Human Action, Pose, and Gait

1. A Belief-Theoretical Approach to Example-Based Pose Estimation

  • Description:

This paper pIn example-based human pose estimation, the configuration of an evolving object is sought given visual evidence, having to rely uniquely on a set of sample images. We assume here that, at each time instant of a training session, a number of feature measurements is extracted from the available images, while ground truth is provided in the form of the true object pose. In this scenario, a sensible approach consists in learning maps from features to poses, using the information provided by the training set. In particular, multivalued mappings linking feature values to set of training poses can be constructed. To this purpose we propose a belief modeling regression (BMR) approach in which a probability measure on any individual feature space maps to a convex set of probabilities on the set of training poses, in a form of a belief function. Given a test image, its feature measurements translate into a collection of belief functions on the set of training poses which, when combined, yield there an entire family of probability distributions. From the latter either a single central pose estimate or a set of extremal ones can be computed, together with a measure of how reliable the estimate is. Contrarily to other competing models, in BMR the sparsity of the training samples can be taken into account to model the level of uncertainty associated with these estimates. We illustrate BMR’s performance in an application to human pose recovery, showing how it outperforms our implementation of both relevant vector machine and Gaussian process regression. Finally, we discuss motivation and advantages of the proposed approach with respect to its most direct competitors.

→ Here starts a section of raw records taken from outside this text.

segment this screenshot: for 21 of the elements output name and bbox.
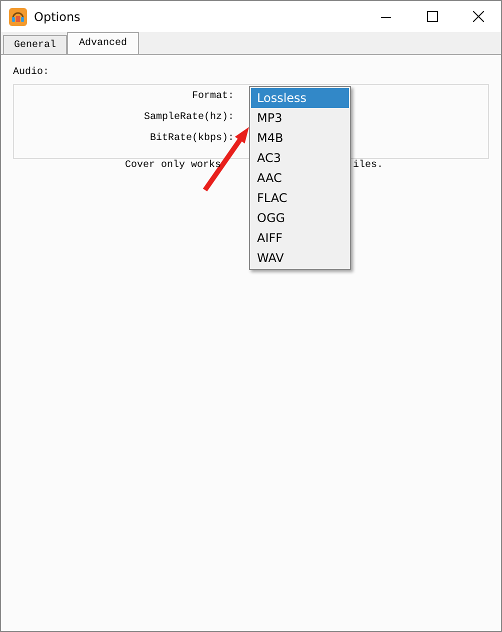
window-title: Options (34, 10, 80, 24)
maximize-icon[interactable] (426, 11, 438, 22)
dropdown-option[interactable]: FLAC (251, 188, 349, 208)
dropdown-option[interactable]: MP3 (251, 108, 349, 128)
section-label: Audio: (13, 67, 50, 78)
field-label: Format: (192, 90, 234, 104)
dropdown-option[interactable]: M4B (251, 128, 349, 148)
dropdown-option[interactable]: OGG (251, 208, 349, 228)
dropdown-option[interactable]: Lossless (251, 88, 349, 108)
dropdown-option[interactable]: AAC (251, 168, 349, 188)
dropdown-option[interactable]: AIFF (251, 228, 349, 248)
close-icon[interactable] (472, 11, 484, 22)
app-icon (9, 8, 27, 26)
field-label: SampleRate(hz): (144, 111, 234, 125)
tab[interactable]: General (3, 35, 68, 54)
dropdown-option[interactable]: AC3 (251, 148, 349, 168)
dropdown-option[interactable]: WAV (251, 248, 349, 268)
note-text: iles. (353, 160, 384, 171)
field-label: BitRate(kbps): (150, 132, 234, 146)
note-text: Cover only works (125, 160, 222, 171)
tab[interactable]: Advanced (67, 32, 140, 54)
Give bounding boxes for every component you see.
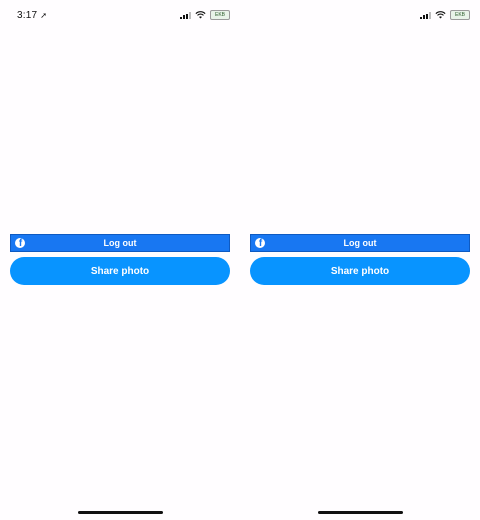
logout-label: Log out (103, 238, 137, 248)
share-photo-button[interactable]: Share photo (10, 257, 230, 285)
status-time: 3:17 ➚ (17, 10, 47, 21)
facebook-logo-icon: f (15, 238, 25, 248)
status-indicators: EKB (420, 10, 470, 20)
status-indicators: EKB (180, 10, 230, 20)
wifi-icon (195, 11, 206, 19)
facebook-logout-button[interactable]: f Log out (10, 234, 230, 252)
home-indicator[interactable] (78, 511, 163, 514)
wifi-icon (435, 11, 446, 19)
phone-screen-left: 3:17 ➚ EKB f Log out Share photo (0, 0, 240, 520)
logout-label: Log out (343, 238, 377, 248)
signal-icon (180, 11, 191, 19)
share-photo-button[interactable]: Share photo (250, 257, 470, 285)
phone-screen-right: EKB f Log out Share photo (240, 0, 480, 520)
time-label: 3:17 (17, 10, 38, 21)
home-indicator[interactable] (318, 511, 403, 514)
battery-icon: EKB (450, 10, 470, 20)
battery-icon: EKB (210, 10, 230, 20)
signal-icon (420, 11, 431, 19)
facebook-logout-button[interactable]: f Log out (250, 234, 470, 252)
location-arrow-icon: ➚ (40, 11, 48, 20)
status-bar: 3:17 ➚ EKB (0, 0, 240, 30)
status-bar: EKB (240, 0, 480, 30)
facebook-logo-icon: f (255, 238, 265, 248)
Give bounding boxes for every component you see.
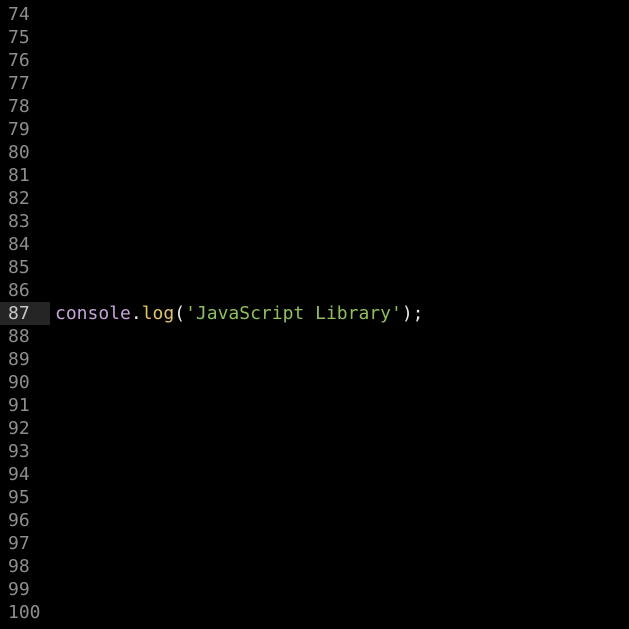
code-line[interactable] [55, 256, 629, 279]
line-number-gutter: 74 75 76 77 78 79 80 81 82 83 84 85 86 8… [0, 3, 50, 624]
code-line[interactable] [55, 141, 629, 164]
code-line[interactable] [55, 486, 629, 509]
line-number: 82 [8, 188, 30, 209]
code-line[interactable] [55, 371, 629, 394]
code-line[interactable] [55, 210, 629, 233]
active-line-number: 87 [0, 302, 50, 325]
line-number: 75 [8, 27, 30, 48]
code-line[interactable] [55, 394, 629, 417]
code-line[interactable] [55, 118, 629, 141]
line-number: 90 [8, 372, 30, 393]
code-line[interactable] [55, 555, 629, 578]
code-line[interactable] [55, 95, 629, 118]
code-token-close: ); [401, 303, 424, 324]
code-token-method: log [141, 303, 175, 324]
line-number: 84 [8, 234, 30, 255]
code-line[interactable] [55, 509, 629, 532]
line-number: 79 [8, 119, 30, 140]
line-number: 94 [8, 464, 30, 485]
line-number: 100 [8, 602, 41, 623]
active-code-line[interactable]: console.log('JavaScript Library'); [55, 302, 629, 325]
line-number: 74 [8, 4, 30, 25]
code-line[interactable] [55, 49, 629, 72]
code-line[interactable] [55, 417, 629, 440]
code-area[interactable]: console.log('JavaScript Library'); [55, 3, 629, 624]
line-number: 89 [8, 349, 30, 370]
line-number: 88 [8, 326, 30, 347]
line-number: 92 [8, 418, 30, 439]
code-line[interactable] [55, 72, 629, 95]
code-line[interactable] [55, 26, 629, 49]
line-number: 95 [8, 487, 30, 508]
code-token-dot: . [130, 303, 142, 324]
code-line[interactable] [55, 233, 629, 256]
line-number: 97 [8, 533, 30, 554]
code-token-string: 'JavaScript Library' [185, 303, 402, 324]
code-line[interactable] [55, 440, 629, 463]
code-line[interactable] [55, 187, 629, 210]
line-number: 98 [8, 556, 30, 577]
code-line[interactable] [55, 601, 629, 624]
line-number: 85 [8, 257, 30, 278]
line-number: 99 [8, 579, 30, 600]
line-number: 86 [8, 280, 30, 301]
line-number: 81 [8, 165, 30, 186]
code-token-open-paren: ( [174, 303, 186, 324]
code-line[interactable] [55, 3, 629, 26]
code-line[interactable] [55, 164, 629, 187]
line-number: 78 [8, 96, 30, 117]
line-number: 93 [8, 441, 30, 462]
code-line[interactable] [55, 532, 629, 555]
line-number: 96 [8, 510, 30, 531]
code-line[interactable] [55, 463, 629, 486]
line-number: 91 [8, 395, 30, 416]
code-line[interactable] [55, 279, 629, 302]
line-number: 77 [8, 73, 30, 94]
line-number: 83 [8, 211, 30, 232]
code-editor[interactable]: 74 75 76 77 78 79 80 81 82 83 84 85 86 8… [0, 0, 629, 629]
code-line[interactable] [55, 325, 629, 348]
line-number: 80 [8, 142, 30, 163]
line-number: 76 [8, 50, 30, 71]
code-line[interactable] [55, 348, 629, 371]
code-token-object: console [55, 303, 131, 324]
code-line[interactable] [55, 578, 629, 601]
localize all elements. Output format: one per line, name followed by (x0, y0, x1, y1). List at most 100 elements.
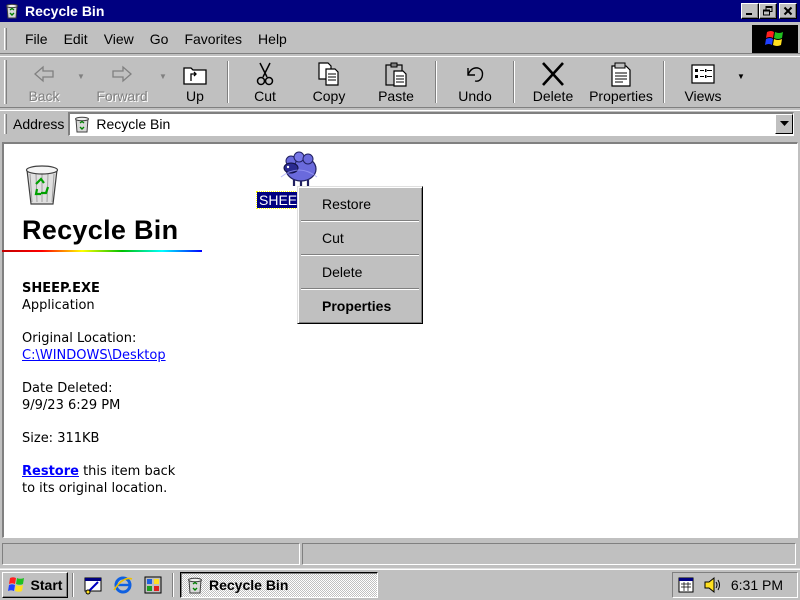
status-bar (0, 542, 800, 566)
address-grip[interactable] (4, 113, 7, 134)
quicklaunch-channels[interactable] (141, 574, 165, 596)
close-icon (783, 6, 793, 16)
file-label[interactable]: SHEE (255, 191, 301, 209)
delete-x-icon (542, 62, 564, 86)
up-button[interactable]: Up (169, 57, 221, 107)
ctx-restore-label: Restore (322, 196, 372, 212)
forward-button[interactable]: Forward (87, 57, 157, 107)
pane-title: Recycle Bin (22, 215, 179, 245)
windows-logo (752, 25, 798, 53)
explorer-window: Recycle Bin File Edit View Go Favorites … (0, 0, 800, 568)
taskbar: Start Recycle Bin 6:31 PM (0, 568, 800, 600)
cut-button[interactable]: Cut (235, 57, 295, 107)
close-button[interactable] (779, 3, 797, 19)
back-arrow-icon (34, 65, 54, 83)
menu-grip[interactable] (4, 27, 7, 50)
back-button[interactable]: Back (13, 57, 75, 107)
web-view-info-pane: Recycle Bin SHEEP.EXE Application Origin… (2, 162, 232, 513)
recycle-bin-icon (6, 3, 18, 19)
date-deleted-value: 9/9/23 6:29 PM (22, 398, 121, 413)
menu-bar: File Edit View Go Favorites Help (0, 24, 800, 54)
toolbar-grip[interactable] (4, 60, 7, 104)
paste-button[interactable]: Paste (363, 57, 429, 107)
taskbar-separator (72, 572, 74, 597)
restore-window-icon (763, 6, 773, 16)
ctx-separator (301, 254, 419, 256)
window-controls (741, 3, 797, 19)
standard-toolbar: Back ▼ Forward ▼ Up Cut Copy Paste Undo (0, 56, 800, 108)
task-button-label: Recycle Bin (209, 576, 289, 593)
title-bar[interactable]: Recycle Bin (0, 0, 800, 22)
toolbar-separator (435, 61, 437, 103)
copy-button[interactable]: Copy (295, 57, 363, 107)
address-value: Recycle Bin (96, 116, 171, 132)
toolbar-separator (663, 61, 665, 103)
ctx-properties[interactable]: Properties (300, 291, 420, 321)
restore-description: this item back (78, 464, 176, 479)
ctx-delete[interactable]: Delete (300, 257, 420, 287)
paste-clipboard-icon (385, 62, 407, 87)
sheep-exe-icon (280, 151, 318, 187)
rainbow-divider (2, 250, 202, 252)
menu-favorites[interactable]: Favorites (176, 31, 250, 47)
volume-speaker-icon[interactable] (702, 575, 724, 595)
system-clock[interactable]: 6:31 PM (731, 577, 783, 593)
back-dropdown[interactable]: ▼ (75, 45, 87, 107)
undo-arrow-icon (467, 67, 484, 82)
window-title: Recycle Bin (25, 3, 105, 19)
address-dropdown-button[interactable] (775, 113, 794, 134)
ctx-cut-label: Cut (322, 230, 344, 246)
context-menu: Restore Cut Delete Properties (297, 186, 423, 324)
restore-description-line2: to its original location. (22, 481, 168, 496)
original-location-label: Original Location: (22, 331, 137, 346)
address-label: Address (13, 115, 65, 132)
original-location-link[interactable]: C:\WINDOWS\Desktop (22, 348, 166, 363)
toolbar-separator (227, 61, 229, 103)
menu-help[interactable]: Help (250, 31, 295, 47)
properties-button[interactable]: Properties (585, 57, 657, 107)
views-label: Views (684, 88, 722, 104)
file-name: SHEEP.EXE (22, 281, 100, 296)
taskbar-separator (172, 572, 174, 597)
menu-file[interactable]: File (17, 31, 56, 47)
folder-content[interactable]: Recycle Bin SHEEP.EXE Application Origin… (2, 142, 798, 538)
forward-dropdown[interactable]: ▼ (157, 45, 169, 107)
properties-label: Properties (589, 88, 653, 104)
folder-up-icon (183, 67, 207, 85)
back-label: Back (28, 88, 60, 104)
file-size: Size: 311KB (22, 431, 100, 446)
show-desktop-icon (84, 577, 102, 594)
quicklaunch-ie[interactable] (111, 574, 135, 596)
delete-button[interactable]: Delete (521, 57, 585, 107)
address-bar: Address Recycle Bin (0, 110, 800, 136)
ctx-cut[interactable]: Cut (300, 223, 420, 253)
scheduler-icon[interactable] (677, 575, 699, 595)
paste-label: Paste (378, 88, 414, 104)
quicklaunch-desktop[interactable] (81, 574, 105, 596)
address-input[interactable]: Recycle Bin (68, 111, 795, 136)
minimize-button[interactable] (741, 3, 759, 19)
recycle-bin-large-icon (25, 165, 59, 205)
date-deleted-label: Date Deleted: (22, 381, 113, 396)
views-button[interactable]: Views (671, 57, 735, 107)
taskbar-recycle-bin-button[interactable]: Recycle Bin (180, 571, 378, 598)
channels-icon (144, 576, 162, 593)
ctx-separator (301, 288, 419, 290)
windows-flag-icon (765, 31, 783, 46)
maximize-button[interactable] (759, 3, 777, 19)
copy-icon (318, 62, 339, 86)
undo-button[interactable]: Undo (443, 57, 507, 107)
ctx-restore[interactable]: Restore (300, 189, 420, 219)
file-details: SHEEP.EXE Application Original Location:… (22, 280, 232, 497)
copy-label: Copy (312, 88, 346, 104)
views-icon (691, 64, 715, 84)
properties-icon (611, 62, 631, 87)
start-button[interactable]: Start (2, 571, 68, 598)
ctx-delete-label: Delete (322, 264, 363, 280)
views-dropdown[interactable]: ▼ (735, 45, 747, 107)
menu-view[interactable]: View (96, 31, 142, 47)
minimize-icon (746, 13, 752, 15)
status-left (2, 543, 300, 565)
windows-flag-icon (7, 576, 24, 592)
restore-link[interactable]: Restore (22, 464, 79, 479)
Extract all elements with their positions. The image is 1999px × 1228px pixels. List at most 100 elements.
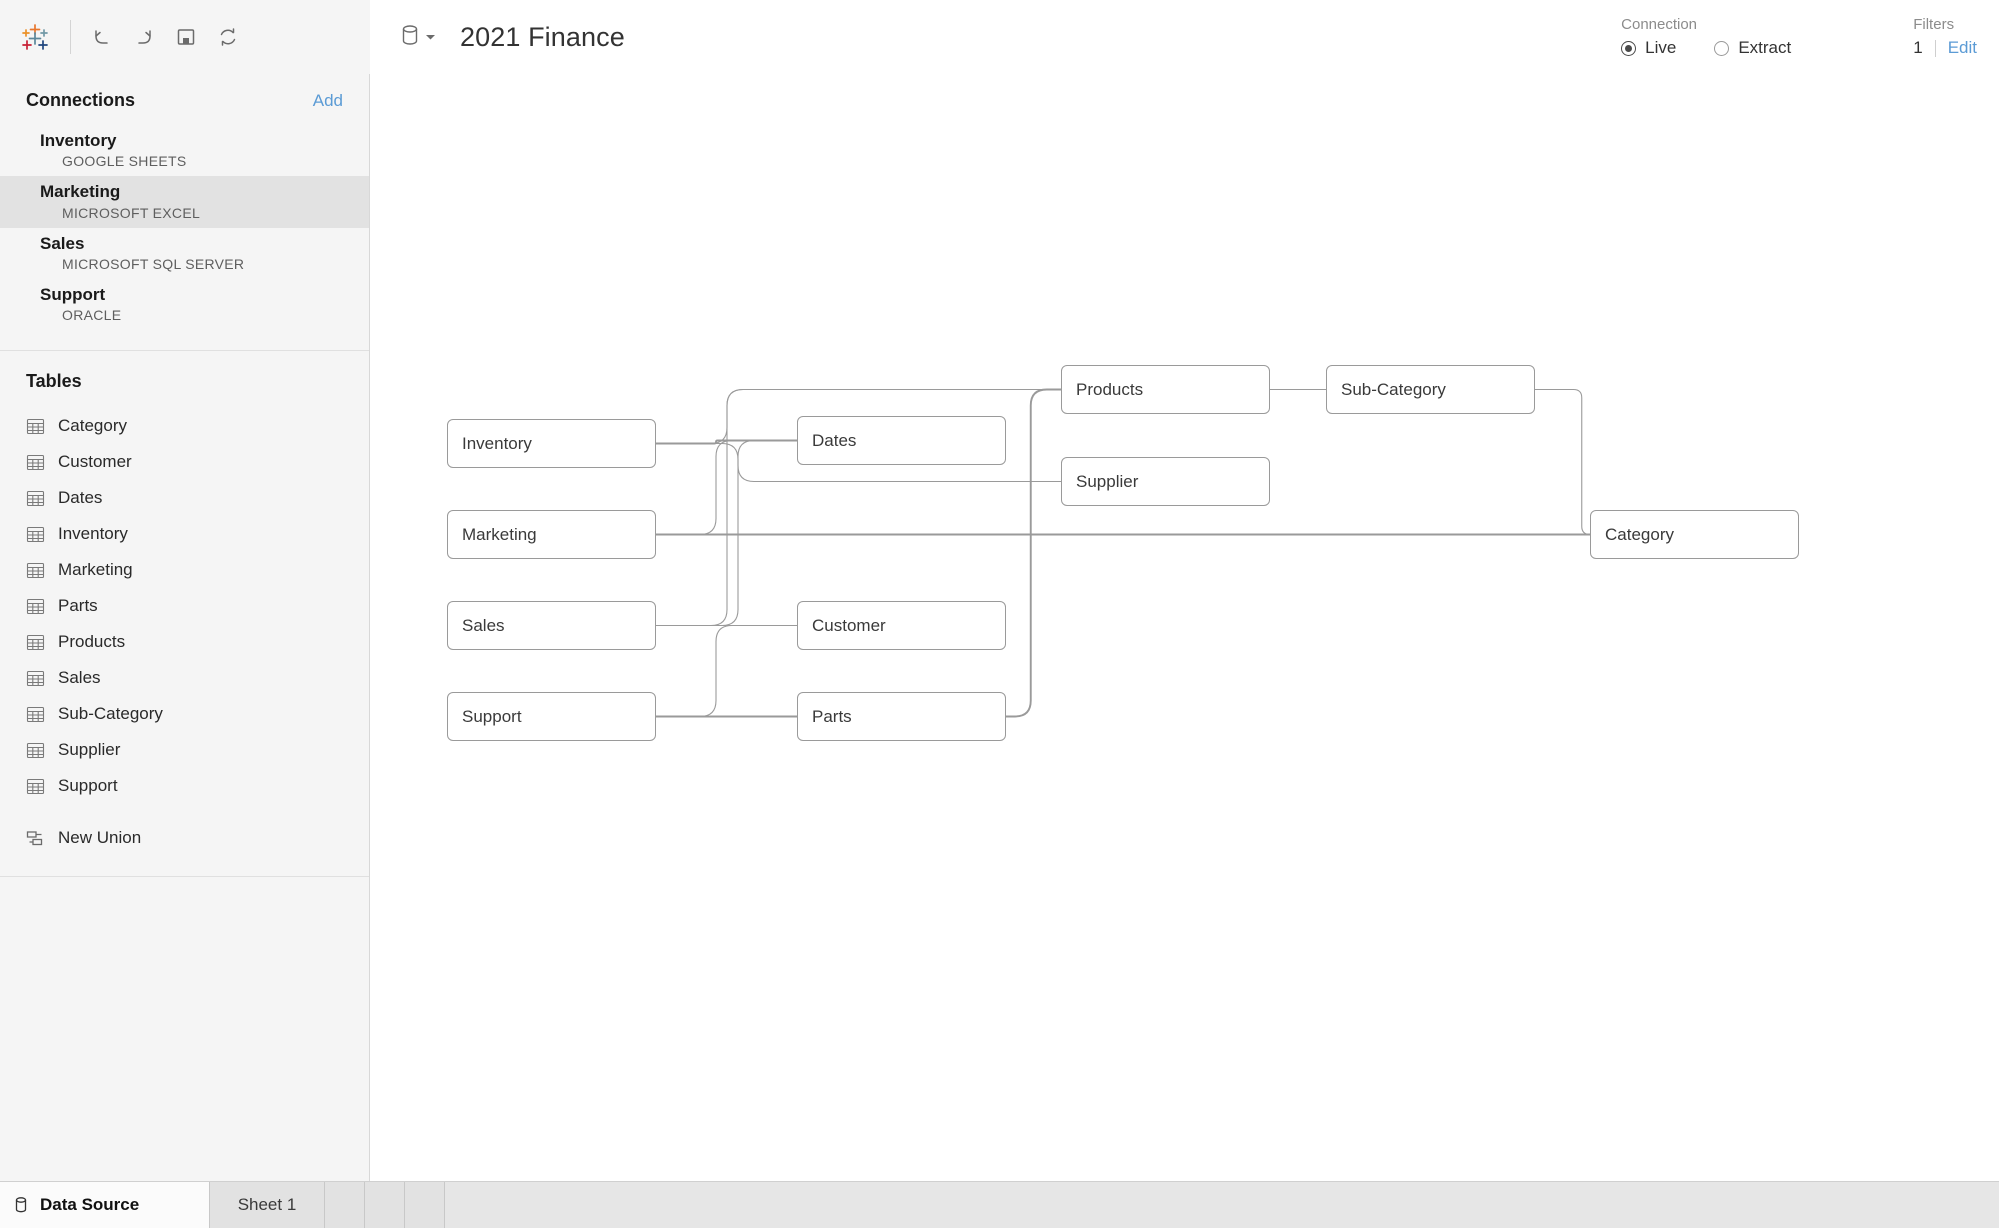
canvas-node-supplier[interactable]: Supplier bbox=[1061, 457, 1270, 506]
table-item-supplier[interactable]: Supplier bbox=[0, 732, 369, 768]
connection-item-marketing[interactable]: Marketing MICROSOFT EXCEL bbox=[0, 176, 369, 228]
redo-button[interactable] bbox=[123, 16, 165, 58]
connection-extract-label: Extract bbox=[1738, 38, 1792, 57]
table-grid-icon bbox=[26, 669, 45, 688]
connection-name: Support bbox=[40, 284, 106, 304]
table-grid-icon bbox=[26, 525, 45, 544]
table-grid-icon bbox=[26, 633, 45, 652]
connection-item-support[interactable]: Support ORACLE bbox=[0, 279, 369, 330]
datasource-selector[interactable] bbox=[400, 23, 436, 52]
relationship-canvas[interactable]: Inventory Marketing Sales Support Dates Custo… bbox=[371, 74, 1999, 1181]
table-item-label: Category bbox=[58, 416, 127, 435]
canvas-node-label: Supplier bbox=[1076, 471, 1139, 491]
tables-title: Tables bbox=[26, 371, 82, 391]
table-grid-icon bbox=[26, 489, 45, 508]
table-item-sub-category[interactable]: Sub-Category bbox=[0, 696, 369, 732]
connection-extract-radio[interactable]: Extract bbox=[1714, 38, 1791, 58]
connections-list: Inventory GOOGLE SHEETS Marketing MICROSOFT… bbox=[0, 125, 369, 330]
table-item-sales[interactable]: Sales bbox=[0, 660, 369, 696]
link-support-to-customer[interactable] bbox=[656, 624, 797, 718]
canvas-node-support[interactable]: Support bbox=[447, 692, 656, 741]
filters-divider bbox=[1934, 39, 1936, 57]
filters-count: 1 bbox=[1913, 38, 1923, 57]
top-toolbar bbox=[0, 0, 370, 74]
table-item-label: Inventory bbox=[58, 524, 128, 543]
connections-section: Connections Add Inventory GOOGLE SHEETS Ma… bbox=[0, 74, 369, 351]
connection-item-inventory[interactable]: Inventory GOOGLE SHEETS bbox=[0, 125, 369, 176]
bottom-bar-filler bbox=[445, 1182, 1999, 1228]
tables-section: Tables Category Customer Dates Inventory Mar… bbox=[0, 351, 369, 877]
tableau-logo-icon[interactable] bbox=[12, 14, 58, 60]
new-union-label: New Union bbox=[58, 828, 142, 847]
canvas-node-inventory[interactable]: Inventory bbox=[447, 419, 656, 468]
canvas-node-label: Products bbox=[1076, 379, 1144, 399]
table-item-label: Parts bbox=[58, 596, 98, 615]
connection-name: Sales bbox=[40, 233, 85, 253]
table-item-category[interactable]: Category bbox=[0, 408, 369, 444]
new-worksheet-button[interactable] bbox=[325, 1182, 365, 1228]
caret-down-icon bbox=[425, 28, 436, 46]
undo-button[interactable] bbox=[81, 16, 123, 58]
add-connection-link[interactable]: Add bbox=[313, 91, 343, 111]
link-parts-to-products[interactable] bbox=[1006, 388, 1061, 718]
canvas-node-label: Inventory bbox=[462, 433, 532, 453]
canvas-node-label: Sales bbox=[462, 615, 505, 635]
union-icon bbox=[26, 829, 45, 848]
header-right-controls: Connection Live Extract Filters 1 Edit bbox=[1621, 16, 1999, 58]
table-item-customer[interactable]: Customer bbox=[0, 444, 369, 480]
filters-label: Filters bbox=[1913, 16, 1955, 33]
canvas-node-subcategory[interactable]: Sub-Category bbox=[1326, 365, 1535, 414]
table-item-label: Marketing bbox=[58, 560, 133, 579]
new-story-button[interactable] bbox=[405, 1182, 445, 1228]
save-button[interactable] bbox=[165, 16, 207, 58]
filters-edit-link[interactable]: Edit bbox=[1948, 38, 1977, 58]
canvas-node-customer[interactable]: Customer bbox=[797, 601, 1006, 650]
connection-type: MICROSOFT EXCEL bbox=[62, 204, 201, 221]
left-sidebar: Connections Add Inventory GOOGLE SHEETS Ma… bbox=[0, 74, 370, 1181]
table-grid-icon bbox=[26, 741, 45, 760]
table-item-products[interactable]: Products bbox=[0, 624, 369, 660]
connection-type: ORACLE bbox=[62, 307, 122, 323]
tab-data-source[interactable]: Data Source bbox=[0, 1182, 210, 1228]
table-item-label: Products bbox=[58, 632, 126, 651]
new-union-item[interactable]: New Union bbox=[0, 820, 369, 856]
new-dashboard-button[interactable] bbox=[365, 1182, 405, 1228]
canvas-node-label: Sub-Category bbox=[1341, 379, 1446, 399]
table-item-parts[interactable]: Parts bbox=[0, 588, 369, 624]
connection-label: Connection bbox=[1621, 16, 1698, 33]
tab-sheet-1[interactable]: Sheet 1 bbox=[210, 1182, 325, 1228]
database-cylinder-icon bbox=[400, 23, 420, 52]
table-item-support[interactable]: Support bbox=[0, 768, 369, 804]
radio-live-icon bbox=[1621, 40, 1637, 56]
table-grid-icon bbox=[26, 453, 45, 472]
connection-type: MICROSOFT SQL SERVER bbox=[62, 255, 245, 272]
connection-group: Connection Live Extract bbox=[1621, 16, 1791, 58]
canvas-node-category[interactable]: Category bbox=[1590, 510, 1799, 559]
canvas-node-label: Marketing bbox=[462, 524, 537, 544]
tab-data-source-label: Data Source bbox=[40, 1195, 140, 1214]
table-item-inventory[interactable]: Inventory bbox=[0, 516, 369, 552]
canvas-node-parts[interactable]: Parts bbox=[797, 692, 1006, 741]
canvas-node-dates[interactable]: Dates bbox=[797, 416, 1006, 465]
connections-title: Connections bbox=[26, 90, 136, 110]
table-grid-icon bbox=[26, 561, 45, 580]
filters-group: Filters 1 Edit bbox=[1913, 16, 1977, 58]
canvas-node-products[interactable]: Products bbox=[1061, 365, 1270, 414]
table-item-dates[interactable]: Dates bbox=[0, 480, 369, 516]
page-header: 2021 Finance Connection Live Extract Fil… bbox=[370, 0, 1999, 74]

2. Human Pose Estimation from Monocular Images: A Comprehensive Survey

Figure 2. The Composition of The Review. The survey considers three processing units, and dedicates one section to each. After these three processing units, human poses can be estimated from images. Each directed flow chart denotes the composition of specific types of methods. Rectangle units are motion-based components.

  • Description:

Human pose estimation refers to the estimation of the location of body parts and how they are connected in an image. Human pose estimation from monocular images has wide applications (e.g., image indexing). Several surveys on human pose estimation can be found in the literature, but they focus on a certain category; for example, model-based approaches or human motion analysis, etc. As far as we know, an overall review of this problem domain has yet to be provided. Furthermore, recent advancements based on deep learning have brought novel algorithms for this problem. In this paper, a comprehensive survey of human pose estimation from monocular images is carried out including milestone works and recent advancements. Based on one standard pipeline for the solution of computer vision problems, this survey splits the problem into several modules: feature extraction and description, human body models, and modeling methods. Problem modeling methods are approached based on two means of categorization in this survey. One way to categorize includes top-down and bottom-up methods, and another way includes generative and discriminative methods. Considering the fact that one direct application of human pose estimation is to provide initialization for automatic video surveillance, there are additional sections for motion-related methods in all modules: motion features, motion models, and motion-based methods. Finally, the paper also collects 26 publicly available data sets for validation and provides error measurement methods that are frequently used.

3. Fisher Tensor Decomposition for Unconstrained Gait Recognition

Fig.3. A bird’s eye view of the proposed tensor classification framework

  • Description:

This paper proposes a simplified Tucker decomposition of a tensor model for gait recognition from dense local spatio-temporal (S/T)features extracted from gait video sequences. Unlike silhouettes, local S/T features have displayed state-of-art performances on challenging action recognition test beds, and have the potential to push gait ID towards real-world deployment. We adopt a Fisher representation of S/T features,rearranged as tensors. These tensors still contain redundant information,and are projected onto a lower dimensional space with tensor decomposition.The dimensions of the reduced tensor space can be automatically selected by keeping a proportion of the energy of the original tensor.Gait features can then be extracted from the reduced “core” tensor, and ranked according to how relevant each feature is for classification. We validate our method on the benchmark USF/INIST gait data set, showing performances in line with the best reported results.